Por Bernardita VillaKaren Doggenweiler confiesa su sueño más íntimo: “Quiero ser abuela”
La animadora habló también sobre la distancia con Fernanda y Manuela, quienes actualmente viven fuera del país, y cómo ha enfrentado esta nueva etapa de la maternidad.

Karen Doggenweiler sorprendió con una íntima confesión familiar que llamó la atención de más de uno.
En el estreno de la tercera temporada del podcast Mamá por Siempre, la animadora abrió su corazón sobre la maternidad y su sueño de convertirse en abuela.
“Quiero ser abuela, pero no veo mucha posibilidad todavía”, confesó sobre las posibilidades de que sus hijas Fernanda y Manuela se conviertan en madres.
“Pero quiero oler esa guagua y darle besos y todo, pero todavía como que no”, añadió.
Pero según la animadora no es por falta de empeño: “Yo creo que han practicado”.
La difícil distancia con sus hijas
La animadora también confesó lo dificil que ha sido vivir sin sus hijas, quienes se mudaron hace algunos años fuera del país.
“He llorado y llorado, que no te lo puedes imaginar. Ha sido súper terrible, devastador, súper duro”, reconoció.
Pese a la distancia que hoy las separa, Doggenweiler también se refirió a las razones que, a su juicio, llevaron a sus hijas a buscar nuevas oportunidades fuera de Chile.
“Es parte de buscar una identidad. De abrirse un camino propio, o sea, es que igual es complicado, esto de que es hija de y que a lo mejor consiguió esto porque..., entonces eso es súper complicado”, señaló.
En esa línea, destacó las capacidades y proyectos personales de ambas. “La Manu es brillante, es inteligente y espectacular. La Fernanda también tiene su propio mundo”, afirmó.
La distancia, eso sí, no ha significado perder el vínculo. “Son amorosas, preocupadas, geniales, atentas, estamos todo el día en contacto. Como que siento que las recuperé harto”, contó.
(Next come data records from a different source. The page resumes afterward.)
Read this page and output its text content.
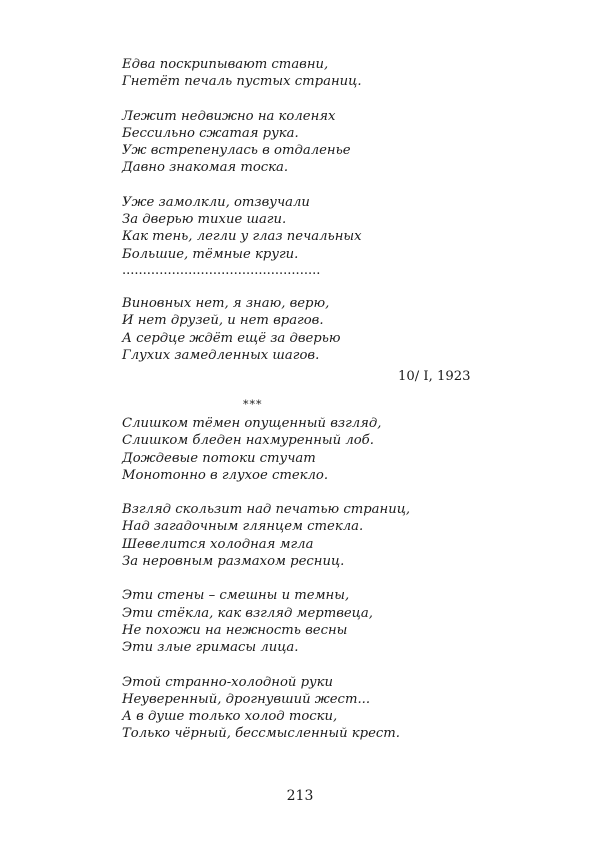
Едва поскрипывают ставни,
Гнетёт печаль пустых страниц.
Лежит недвижно на коленях
Бессильно сжатая рука.
Уж встрепенулась в отдаленье
Давно знакомая тоска.
Уже замолкли, отзвучали
За дверью тихие шаги.
Как тень, легли у глаз печальных
Большие, тёмные круги.
................................................
Виновных нет, я знаю, верю,
И нет друзей, и нет врагов.
А сердце ждёт ещё за дверью
Глухих замедленных шагов.
10/ I, 1923
***
Слишком тёмен опущенный взгляд,
Слишком бледен нахмуренный лоб.
Дождевые потоки стучат
Монотонно в глухое стекло.
Взгляд скользит над печатью страниц,
Над загадочным глянцем стекла.
Шевелится холодная мгла
За неровным размахом ресниц.
Эти стены – смешны и темны,
Эти стёкла, как взгляд мертвеца,
Не похожи на нежность весны
Эти злые гримасы лица.
Этой странно-холодной руки
Неуверенный, дрогнувший жест...
А в душе только холод тоски,
Только чёрный, бессмысленный крест.
213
La animadora también relató cómo mantiene una relación cercana con Fernanda a través de las redes sociales y WhatsApp.
“De repente la Fernanda me dice: ‘Mamá, mira, subí esto, ¿te gusta esto que dije?’, y me manda por interno a veces lo que ella dijo u opinó de un tema que tiene varias visualizaciones y comentarios, pero lo veo más porque me lo manda por WhatsApp que porque lo pille en Instagram”, relató.
Para la animadora, una de las mayores satisfacciones de la maternidad está precisamente en ver a sus hijas avanzar de manera independiente.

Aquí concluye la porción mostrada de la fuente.